“Gubernur Sumbar Bicara soal Unand yang Tolak Mahasiswa LGBT” Ini judul berita di detikNews (3/5-2017).
Terkait dengan LGBT (lesbian, gay, biseksual, dan transgender) yang bisa dikenali secara fisik hanya waria (transgender). Nah, apa salah waria sehingga mereka tidak boleh kuliah di Universitas Andalas (Unand)?
Kalau hanya terkait dengan cara berpakaian, waria bisa berpakaian laki-laki tanpa gincu yang belebihan. Soal gerakan-gerakan ketika melangkah dan berbicara itu merupakan bagian dari fisik dan psikologis mereka. Lagi pula apa masalahnya jika ada mahasiswa, maaf, banci?
Tidak Ingkari Cinta
Apakah banci itu aib atau otomatis sebagai seorang pendosa hanya karena gerakan badan?

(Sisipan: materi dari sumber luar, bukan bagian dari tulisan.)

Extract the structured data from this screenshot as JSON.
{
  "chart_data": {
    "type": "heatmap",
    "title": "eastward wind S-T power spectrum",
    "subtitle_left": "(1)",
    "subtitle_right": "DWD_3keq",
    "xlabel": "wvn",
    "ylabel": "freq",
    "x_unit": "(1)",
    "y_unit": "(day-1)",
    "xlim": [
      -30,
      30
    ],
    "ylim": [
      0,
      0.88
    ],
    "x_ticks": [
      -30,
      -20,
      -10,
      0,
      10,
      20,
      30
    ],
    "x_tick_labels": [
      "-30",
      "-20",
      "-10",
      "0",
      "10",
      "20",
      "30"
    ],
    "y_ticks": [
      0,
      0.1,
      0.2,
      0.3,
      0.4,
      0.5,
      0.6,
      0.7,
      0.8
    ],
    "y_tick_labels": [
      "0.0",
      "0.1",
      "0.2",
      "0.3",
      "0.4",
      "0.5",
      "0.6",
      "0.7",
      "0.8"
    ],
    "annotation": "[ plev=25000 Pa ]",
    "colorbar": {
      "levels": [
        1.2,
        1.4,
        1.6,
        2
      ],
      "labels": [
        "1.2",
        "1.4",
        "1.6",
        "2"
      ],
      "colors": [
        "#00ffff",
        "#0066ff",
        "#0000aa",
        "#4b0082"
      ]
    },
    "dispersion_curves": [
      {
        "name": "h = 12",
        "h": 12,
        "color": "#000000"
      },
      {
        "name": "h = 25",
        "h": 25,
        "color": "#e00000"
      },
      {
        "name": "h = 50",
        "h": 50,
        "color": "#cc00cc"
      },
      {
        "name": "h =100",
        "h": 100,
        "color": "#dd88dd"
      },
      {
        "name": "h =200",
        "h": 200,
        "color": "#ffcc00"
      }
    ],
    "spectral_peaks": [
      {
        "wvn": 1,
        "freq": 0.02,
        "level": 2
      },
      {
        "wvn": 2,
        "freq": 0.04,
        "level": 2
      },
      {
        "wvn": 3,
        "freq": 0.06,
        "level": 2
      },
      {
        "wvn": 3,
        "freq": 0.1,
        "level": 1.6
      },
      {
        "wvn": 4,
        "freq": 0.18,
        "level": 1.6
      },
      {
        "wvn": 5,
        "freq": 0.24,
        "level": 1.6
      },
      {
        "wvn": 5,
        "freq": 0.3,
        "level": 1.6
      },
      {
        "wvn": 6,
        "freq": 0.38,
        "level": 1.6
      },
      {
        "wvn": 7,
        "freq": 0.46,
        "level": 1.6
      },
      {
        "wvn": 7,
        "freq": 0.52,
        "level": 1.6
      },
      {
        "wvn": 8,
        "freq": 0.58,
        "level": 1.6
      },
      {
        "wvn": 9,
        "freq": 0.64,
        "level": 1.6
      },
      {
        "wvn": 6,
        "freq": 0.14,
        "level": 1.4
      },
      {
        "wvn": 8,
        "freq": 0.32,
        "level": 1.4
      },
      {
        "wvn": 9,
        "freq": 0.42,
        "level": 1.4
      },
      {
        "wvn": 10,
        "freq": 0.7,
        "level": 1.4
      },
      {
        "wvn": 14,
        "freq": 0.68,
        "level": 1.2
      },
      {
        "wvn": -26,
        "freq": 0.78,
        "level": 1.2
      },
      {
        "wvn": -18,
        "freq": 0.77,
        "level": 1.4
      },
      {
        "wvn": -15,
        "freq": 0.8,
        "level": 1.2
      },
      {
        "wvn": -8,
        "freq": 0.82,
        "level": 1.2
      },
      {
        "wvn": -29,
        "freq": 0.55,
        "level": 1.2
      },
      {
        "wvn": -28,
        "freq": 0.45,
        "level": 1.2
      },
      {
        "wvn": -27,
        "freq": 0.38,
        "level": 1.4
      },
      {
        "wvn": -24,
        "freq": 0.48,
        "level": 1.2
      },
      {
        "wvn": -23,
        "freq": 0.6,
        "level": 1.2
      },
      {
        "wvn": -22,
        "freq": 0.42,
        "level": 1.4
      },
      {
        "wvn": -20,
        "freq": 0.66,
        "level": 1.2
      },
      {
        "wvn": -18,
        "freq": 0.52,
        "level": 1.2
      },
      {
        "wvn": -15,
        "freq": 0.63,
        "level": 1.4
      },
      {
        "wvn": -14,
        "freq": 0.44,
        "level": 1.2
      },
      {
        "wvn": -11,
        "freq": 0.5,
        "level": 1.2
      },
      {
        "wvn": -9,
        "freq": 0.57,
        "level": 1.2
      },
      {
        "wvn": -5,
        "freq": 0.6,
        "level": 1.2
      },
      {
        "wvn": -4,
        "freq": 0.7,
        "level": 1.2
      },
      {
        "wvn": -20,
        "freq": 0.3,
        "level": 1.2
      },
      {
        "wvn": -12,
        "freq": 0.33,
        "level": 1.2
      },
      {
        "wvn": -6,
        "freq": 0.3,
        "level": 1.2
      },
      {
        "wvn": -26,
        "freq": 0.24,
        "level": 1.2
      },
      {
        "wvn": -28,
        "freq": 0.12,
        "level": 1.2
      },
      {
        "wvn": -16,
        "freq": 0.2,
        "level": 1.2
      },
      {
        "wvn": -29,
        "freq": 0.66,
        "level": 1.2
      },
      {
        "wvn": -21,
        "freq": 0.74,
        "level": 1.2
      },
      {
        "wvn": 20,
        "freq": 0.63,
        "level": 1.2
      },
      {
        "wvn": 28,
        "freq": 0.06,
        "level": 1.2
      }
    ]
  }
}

Apakah universitas kemudian bisa menjamin tidak ada dosen, staf administari, keamanan dan mahasiswa yang pernah atau sering berzina?
Untung saja tidak ada universitas yang melakukan tes keperawanan dan tidak melakukan tes keperjakaan. Soalnya, di negeri ini tanggung jawab moral hanya dibebankan kepada perempuan. Buktinya, yang ada hanya tes keperawanan. Apakah ada yang bisa menjamin laki-laki yang menikah pertama selalu perjaka?
LGBT ada di ranah orientasi seksual yang tidak kasat mata karena ada dalam pikiran seseorang. Tidak ada tanda-tanda atau ciri-ciri yang khas pada fisik lesbian, gay dan biseksual pada diri seorang dengan orientasi seks homoseksual dan biseksual.
Bagaimana universitas bisa mengenali calon mahasiswa dengan orientasi seksual lesbian, gay dan biseksual?
Rupanya dibuktikan melalui surat pernyataan: “Dengan ini menyatakan bahwa saya tidak termasuk dalam kelompok/kaum Lesbian, Gay, Transgender (LGBT).”
Tentu saja waria otomatis gugur sebagai mahasiswa karena tidak bisa disembunyikan. Dalam surat pernyataan tidak lengkap karena biseksual tidak disebut. Apakah ini kelalaian atau memang disengaja?